Within the emphysema results for peripheral blood, we also observed enrichment of the COPD-relevant lung tissue B cell expression module [
38] and DNA methylation [
57] gene sets. The direction of effect for these enrichments were concordant with respect to disease status. The methylation directionality relationship is more difficult to resolve given the various gene regulation mechanisms [
75]. We did not find enrichment for the lung emphysema genes in these phenotype variables. Overall, this suggests a systemic B cell signature observed previously in the lung [
38], recapitulated here in peripheral blood. The significant gene at B cell module intersection with the bronchial epithelium results for COPD was
CD28 (CD28 molecule). This gene may play a role in immunologic senescence [
71] and COPD inflammation [
76], owing to its role as a co-stimulatory molecule, constitutively expressed by naïve T cells and required for full activation (and survival) of T cells.

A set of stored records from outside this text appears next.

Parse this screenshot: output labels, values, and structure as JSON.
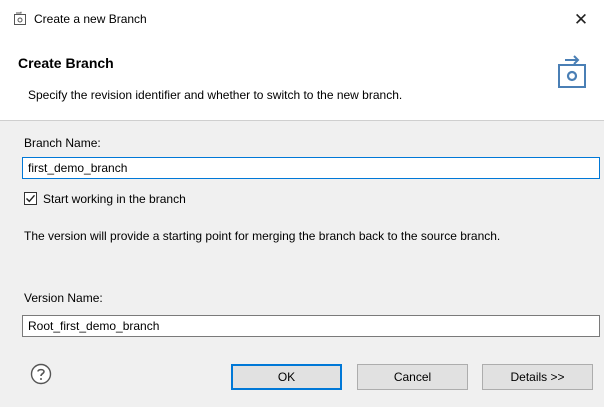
{
  "window": {
    "title": "Create a new Branch",
    "close_glyph": "✕"
  },
  "banner": {
    "title": "Create Branch",
    "description": "Specify the revision identifier and whether to switch to the new branch.",
    "icon": "branch-wizard-icon"
  },
  "form": {
    "branch_name_label": "Branch Name:",
    "branch_name_value": "first_demo_branch",
    "start_working_label": "Start working in the branch",
    "start_working_checked": true,
    "info_text": "The version will provide a starting point for merging the branch back to the source branch.",
    "version_name_label": "Version Name:",
    "version_name_value": "Root_first_demo_branch"
  },
  "buttons": {
    "ok": "OK",
    "cancel": "Cancel",
    "details": "Details >>"
  },
  "colors": {
    "accent": "#0078d7",
    "banner_icon": "#4a7fb5"
  }
}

Reversal of bronchial epithelium disease signature
Using Connectivity Map, we identified perturbing compounds that produce gene expression signatures in two lung cell lines opposing the disease gene expression signature we observed in the bronchial epithelium. The top chemical pertubagen from the A549 results was lomerizine, a calcium channel blocker, suggesting potential drug repurposing. Others on the list include glucocorticoid receptor agonists, used in the treatment of inflammatory lung diseases [
77] through their activation of specific glucocorticoid receptor mechanisms. Among the HCC515 compounds, fluticasone is a current therapeutic for treatment of respiratory disease [
78], and as the top result for HCC515, ephedrine is a known bronchodilator.

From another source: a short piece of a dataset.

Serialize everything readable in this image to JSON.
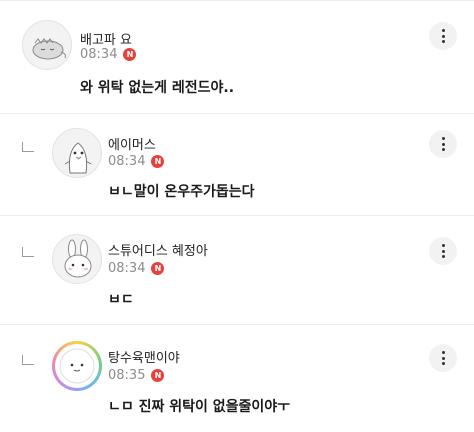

Some limitations to the current study involve blood and bronchial epithelium cellular heterogeneity. We have partially addressed the heterogeneity in blood using the measured leukocyte counts. However, remaining variation (e.g. lymphocyte composition) may influence the gene expression signatures, as
GPR15 was differentially expressed in our smoking analysis in blood and was found to be expressed in a T cell dependent manner with cigarette smoking [
79]. Single cell or single cell type sequencing will better resolve specific gene expression signatures. We have not addressed the polarization of the alveolar macrophages, that increases with COPD severity and cigarette smoke exposure [
80]. The study of early and intermediate phenotypes of COPD would help to link the temporal changes in the tissue gene expression overlap with disease progression, as would longitudinally repeated gene expression experiments. Last, despite the use of RNA-seq to improve the resolution of gene expression signatures and use of gene set enrichment to extract signals from all results, our sample size does limit our power to detect these signatures. Given this limited power, our focus was not on the identification of specific biomarkers. Future work will involve larger study cohorts with greater power to also resolve individual biomarkers.
Conclusions
In this integrative genomics study, we have performed RNA-seq profiling of gene expression in three matched COPD-relevant tissues. Using statistical and gene set enrichment methods, we have identified overlapping differentially expressed genes and pathways across the tissues, providing lung disease biomarker insight. We observed no common genes across all three tissues. However, we did observe shared pathways across all three. By integrating the gene expression profiles with previous COPD findings to provide additional disease context, we identified a lung disease signature in our emphysema results in the bronchial epithelium and peripheral blood, while also suggesting recapitulation of a systemic B cell lung signature in peripheral blood. Together this hints that peripheral blood has the potential to capture relevant lung pathobiology. Connectivity Map provided some translational context, identifying known and putative compounds that elicit a gene expression signature in lung cell lines that opposes the disease signature we observed in the bronchial epithelium.